RASCUNHO

RASCUNHO

"Escrevemos o Anti-Édipo a dois. Como cada um de nós era vários, já era muita gente. Utilizamos tudo o que nos aproximava, o mais próximo e o mais distante. Distribuímos hábeis pseudônimos para dissimular. Por que preservamos nossos nomes? Por hábito, exclusivamente por hábito. Para passarmos despercebidos. Para tornar imperceptível, não a nós mesmos, mas o que nos faz agir, experimentar ou pensar. E, finalmente, porque é agradável falar como todo mundo e dizer o sol nasce, quando todo mundo sabe que essa é apenas uma maneira de falar. Não chegar ao ponto em que não se diz mais EU, mas ao ponto em que já não tem qualquer importância dizer ou não dizer EU. Não somos mais nós mesmos. Cada um reconhecerá os seus. Fomos ajudados, aspirados, multiplicados". (Deleuze e Guattari, 1995: 11)

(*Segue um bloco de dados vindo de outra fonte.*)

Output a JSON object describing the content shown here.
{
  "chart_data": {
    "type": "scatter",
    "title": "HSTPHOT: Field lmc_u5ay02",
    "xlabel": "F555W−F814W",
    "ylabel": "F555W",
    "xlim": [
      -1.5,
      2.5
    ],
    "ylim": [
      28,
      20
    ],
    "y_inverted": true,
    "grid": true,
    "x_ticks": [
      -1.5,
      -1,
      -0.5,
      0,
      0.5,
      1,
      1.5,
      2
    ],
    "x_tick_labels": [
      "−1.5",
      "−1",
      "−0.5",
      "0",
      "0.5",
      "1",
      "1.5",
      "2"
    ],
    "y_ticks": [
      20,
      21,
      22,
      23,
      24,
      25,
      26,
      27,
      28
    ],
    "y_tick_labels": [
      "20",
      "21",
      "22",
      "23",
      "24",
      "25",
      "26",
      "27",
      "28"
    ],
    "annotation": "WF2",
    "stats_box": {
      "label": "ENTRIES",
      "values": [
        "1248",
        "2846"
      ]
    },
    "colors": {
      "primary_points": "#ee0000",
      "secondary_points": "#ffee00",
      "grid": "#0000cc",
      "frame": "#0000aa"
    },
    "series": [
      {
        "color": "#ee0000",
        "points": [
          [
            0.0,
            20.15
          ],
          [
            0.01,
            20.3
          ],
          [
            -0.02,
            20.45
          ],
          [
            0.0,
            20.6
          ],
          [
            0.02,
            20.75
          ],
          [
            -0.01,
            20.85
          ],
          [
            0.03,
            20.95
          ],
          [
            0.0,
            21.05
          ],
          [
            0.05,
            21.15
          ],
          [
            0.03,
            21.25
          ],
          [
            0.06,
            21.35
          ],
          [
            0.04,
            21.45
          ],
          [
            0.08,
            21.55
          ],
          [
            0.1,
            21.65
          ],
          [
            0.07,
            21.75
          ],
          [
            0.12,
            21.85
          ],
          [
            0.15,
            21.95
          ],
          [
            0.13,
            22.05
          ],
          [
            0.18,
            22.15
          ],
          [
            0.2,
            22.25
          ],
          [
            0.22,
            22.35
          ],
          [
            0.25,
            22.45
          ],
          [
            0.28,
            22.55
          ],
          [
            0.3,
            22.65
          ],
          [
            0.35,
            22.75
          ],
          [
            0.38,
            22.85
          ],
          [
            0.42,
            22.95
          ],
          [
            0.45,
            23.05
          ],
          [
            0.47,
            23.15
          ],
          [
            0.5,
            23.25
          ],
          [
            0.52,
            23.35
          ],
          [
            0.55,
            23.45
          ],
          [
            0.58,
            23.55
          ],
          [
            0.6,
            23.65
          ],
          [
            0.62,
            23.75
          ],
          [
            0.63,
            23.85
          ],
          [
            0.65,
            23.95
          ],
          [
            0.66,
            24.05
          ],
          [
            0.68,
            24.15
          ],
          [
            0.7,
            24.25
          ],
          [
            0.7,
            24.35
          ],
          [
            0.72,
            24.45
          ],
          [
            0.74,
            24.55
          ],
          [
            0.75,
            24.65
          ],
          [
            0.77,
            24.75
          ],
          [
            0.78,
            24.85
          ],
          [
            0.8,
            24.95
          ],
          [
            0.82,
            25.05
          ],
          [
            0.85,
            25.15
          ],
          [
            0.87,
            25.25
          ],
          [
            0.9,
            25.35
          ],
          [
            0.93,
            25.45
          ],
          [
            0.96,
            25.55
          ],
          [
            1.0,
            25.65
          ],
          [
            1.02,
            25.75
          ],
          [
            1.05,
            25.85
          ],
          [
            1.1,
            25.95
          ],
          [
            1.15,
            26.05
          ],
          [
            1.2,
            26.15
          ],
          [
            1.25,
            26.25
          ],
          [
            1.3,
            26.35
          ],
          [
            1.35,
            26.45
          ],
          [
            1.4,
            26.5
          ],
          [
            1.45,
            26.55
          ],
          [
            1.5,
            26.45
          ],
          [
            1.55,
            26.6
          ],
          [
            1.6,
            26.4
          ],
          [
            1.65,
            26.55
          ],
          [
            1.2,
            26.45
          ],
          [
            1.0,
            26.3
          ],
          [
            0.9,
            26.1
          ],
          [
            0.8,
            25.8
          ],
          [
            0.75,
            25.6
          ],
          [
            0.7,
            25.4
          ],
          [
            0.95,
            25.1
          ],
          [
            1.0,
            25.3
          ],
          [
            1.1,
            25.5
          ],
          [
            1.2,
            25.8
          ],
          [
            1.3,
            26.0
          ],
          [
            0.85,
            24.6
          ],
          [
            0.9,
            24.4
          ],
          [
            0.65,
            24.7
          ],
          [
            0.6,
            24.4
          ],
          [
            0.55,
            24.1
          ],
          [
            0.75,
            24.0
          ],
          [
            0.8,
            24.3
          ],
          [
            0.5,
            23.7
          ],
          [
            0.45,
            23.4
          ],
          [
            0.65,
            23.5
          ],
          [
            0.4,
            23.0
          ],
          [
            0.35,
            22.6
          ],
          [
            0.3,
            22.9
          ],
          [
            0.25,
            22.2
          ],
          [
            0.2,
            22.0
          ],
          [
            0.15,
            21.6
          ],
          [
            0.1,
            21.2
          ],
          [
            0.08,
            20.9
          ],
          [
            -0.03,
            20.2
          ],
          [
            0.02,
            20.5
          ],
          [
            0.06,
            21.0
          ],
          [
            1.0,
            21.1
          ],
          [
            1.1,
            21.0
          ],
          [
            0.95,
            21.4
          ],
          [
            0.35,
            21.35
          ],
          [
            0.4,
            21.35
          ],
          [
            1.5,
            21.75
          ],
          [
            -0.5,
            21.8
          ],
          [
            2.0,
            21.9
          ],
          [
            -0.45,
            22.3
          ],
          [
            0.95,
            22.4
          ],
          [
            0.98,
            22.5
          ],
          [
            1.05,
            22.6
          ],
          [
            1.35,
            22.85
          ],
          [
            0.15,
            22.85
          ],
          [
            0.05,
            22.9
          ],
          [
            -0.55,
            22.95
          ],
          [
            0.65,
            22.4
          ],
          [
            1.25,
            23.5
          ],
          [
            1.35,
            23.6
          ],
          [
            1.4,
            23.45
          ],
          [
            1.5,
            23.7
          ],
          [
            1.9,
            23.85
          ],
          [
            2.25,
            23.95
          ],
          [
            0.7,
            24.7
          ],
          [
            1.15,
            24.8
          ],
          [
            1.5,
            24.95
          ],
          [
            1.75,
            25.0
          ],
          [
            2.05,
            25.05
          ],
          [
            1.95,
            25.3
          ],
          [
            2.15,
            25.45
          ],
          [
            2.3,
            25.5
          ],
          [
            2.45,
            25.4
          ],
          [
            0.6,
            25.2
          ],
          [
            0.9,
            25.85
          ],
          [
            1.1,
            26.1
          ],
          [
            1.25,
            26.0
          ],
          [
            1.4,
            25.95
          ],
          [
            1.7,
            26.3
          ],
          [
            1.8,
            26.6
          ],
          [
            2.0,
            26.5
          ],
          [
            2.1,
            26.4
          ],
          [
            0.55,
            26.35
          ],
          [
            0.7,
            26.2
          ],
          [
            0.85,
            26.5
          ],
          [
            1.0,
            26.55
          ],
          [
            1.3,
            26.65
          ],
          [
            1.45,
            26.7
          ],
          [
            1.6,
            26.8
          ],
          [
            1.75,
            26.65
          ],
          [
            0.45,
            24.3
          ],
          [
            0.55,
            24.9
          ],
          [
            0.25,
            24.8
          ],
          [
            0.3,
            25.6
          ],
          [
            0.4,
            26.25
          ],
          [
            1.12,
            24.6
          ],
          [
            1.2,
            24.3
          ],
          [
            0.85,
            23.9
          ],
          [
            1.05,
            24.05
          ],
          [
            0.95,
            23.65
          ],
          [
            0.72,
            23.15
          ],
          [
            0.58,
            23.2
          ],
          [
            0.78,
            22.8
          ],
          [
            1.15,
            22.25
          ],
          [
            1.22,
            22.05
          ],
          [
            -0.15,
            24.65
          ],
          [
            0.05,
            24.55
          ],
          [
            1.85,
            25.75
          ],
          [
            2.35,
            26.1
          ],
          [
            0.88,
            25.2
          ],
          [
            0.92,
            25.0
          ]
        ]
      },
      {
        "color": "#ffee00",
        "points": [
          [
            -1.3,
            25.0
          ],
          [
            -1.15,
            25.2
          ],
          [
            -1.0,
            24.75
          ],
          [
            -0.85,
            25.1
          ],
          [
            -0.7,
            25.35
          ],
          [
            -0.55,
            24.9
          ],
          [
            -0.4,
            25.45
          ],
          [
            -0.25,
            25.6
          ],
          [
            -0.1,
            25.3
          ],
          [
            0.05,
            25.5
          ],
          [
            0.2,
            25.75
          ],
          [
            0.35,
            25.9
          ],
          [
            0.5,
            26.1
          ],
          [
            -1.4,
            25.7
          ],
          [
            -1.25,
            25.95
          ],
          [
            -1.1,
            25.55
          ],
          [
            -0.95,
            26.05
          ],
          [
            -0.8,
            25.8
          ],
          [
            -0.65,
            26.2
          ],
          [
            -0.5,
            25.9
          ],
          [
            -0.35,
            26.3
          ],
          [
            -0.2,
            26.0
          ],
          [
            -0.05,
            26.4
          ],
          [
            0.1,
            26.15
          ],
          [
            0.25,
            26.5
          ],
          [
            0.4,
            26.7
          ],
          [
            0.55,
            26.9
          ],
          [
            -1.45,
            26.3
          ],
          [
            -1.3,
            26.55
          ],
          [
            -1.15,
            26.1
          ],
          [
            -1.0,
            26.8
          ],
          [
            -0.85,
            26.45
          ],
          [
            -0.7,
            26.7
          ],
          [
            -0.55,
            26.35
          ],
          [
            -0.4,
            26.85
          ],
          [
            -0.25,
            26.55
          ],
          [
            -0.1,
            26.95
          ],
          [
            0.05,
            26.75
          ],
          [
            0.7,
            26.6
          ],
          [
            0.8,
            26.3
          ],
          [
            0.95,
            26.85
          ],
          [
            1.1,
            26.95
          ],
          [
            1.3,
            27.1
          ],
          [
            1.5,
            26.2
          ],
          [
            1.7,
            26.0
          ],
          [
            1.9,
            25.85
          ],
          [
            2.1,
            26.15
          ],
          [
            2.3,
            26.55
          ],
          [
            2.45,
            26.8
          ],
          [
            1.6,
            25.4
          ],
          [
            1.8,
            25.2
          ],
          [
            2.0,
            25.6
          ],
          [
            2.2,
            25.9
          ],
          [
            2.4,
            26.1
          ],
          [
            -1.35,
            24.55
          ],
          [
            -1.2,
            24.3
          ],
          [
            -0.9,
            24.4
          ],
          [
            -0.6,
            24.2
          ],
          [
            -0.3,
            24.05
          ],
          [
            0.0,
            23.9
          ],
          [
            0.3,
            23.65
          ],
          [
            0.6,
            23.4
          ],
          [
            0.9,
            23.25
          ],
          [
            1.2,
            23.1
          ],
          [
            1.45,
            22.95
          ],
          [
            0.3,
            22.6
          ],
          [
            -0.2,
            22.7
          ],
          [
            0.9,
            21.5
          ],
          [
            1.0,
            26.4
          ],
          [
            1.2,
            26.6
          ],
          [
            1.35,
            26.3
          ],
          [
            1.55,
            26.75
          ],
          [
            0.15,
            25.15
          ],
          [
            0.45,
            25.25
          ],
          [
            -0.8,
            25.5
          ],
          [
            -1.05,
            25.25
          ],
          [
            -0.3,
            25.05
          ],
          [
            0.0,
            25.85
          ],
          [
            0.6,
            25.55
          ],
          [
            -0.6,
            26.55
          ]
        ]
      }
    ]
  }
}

Ratos roem caixas e livros na escura e mal iluminada sala que se alonga feito corredor, por ela se avista a fila de prateleiras que se equilibram no vazio sobre a cidade. Nu Adão alonga o corpo criado e vai além do orgasmo único e solitário tendo os olhos pregados num vulto que não se distingue daqui. Melhor que se feche essa porta, os navios estão partindo do estaleiro numa ordem que se faz urgente compreender dada a complexidade das linhas estabelecidas desde Marco Polo. E é um misto de água e ar as vias percorridas, os barcos seguem em T e os balões em C o que, no mapa das rotas, nos garante um organograma que faz inclinar o plano para que seja permitido aos organizadores do comércio controle da chegada. Ao receber a âncora desse transporte megatrônico uma funcionária magra e tailandesa nos ensina com paciência a destreza da seleção do momento certo em que deve prender as alças que pendem e fixar a embarcação à terra firme. Tudo está garantido no mundo, fez isso a vida toda. Repete a manobra e ficamos sabendo que não se pode fazer mais que garantir o próprio sustento o sucesso. A volta se faz sobre o mesmo vazio, entre as prateleiras, sobre os livros num elevador que desliza em cordas de metal. É possível comprar ácido prússico ou Nitroglicerina em tonéis porque assim ficam armazenados, também em prateleiras, nos andares gigantescos de navios que parecem deslizar na flor da água. A vossa excelência, ausente em toda célula, em cada sala, em todo silêncio enfim ordena que a fila seja organizada segundo a importância da função a cada vinte e oito dias e sou promovido, não chego a tempo de ver o show da Madona e penso na infelicidade verdadeira da fã que chora a ausência de um autógrafo.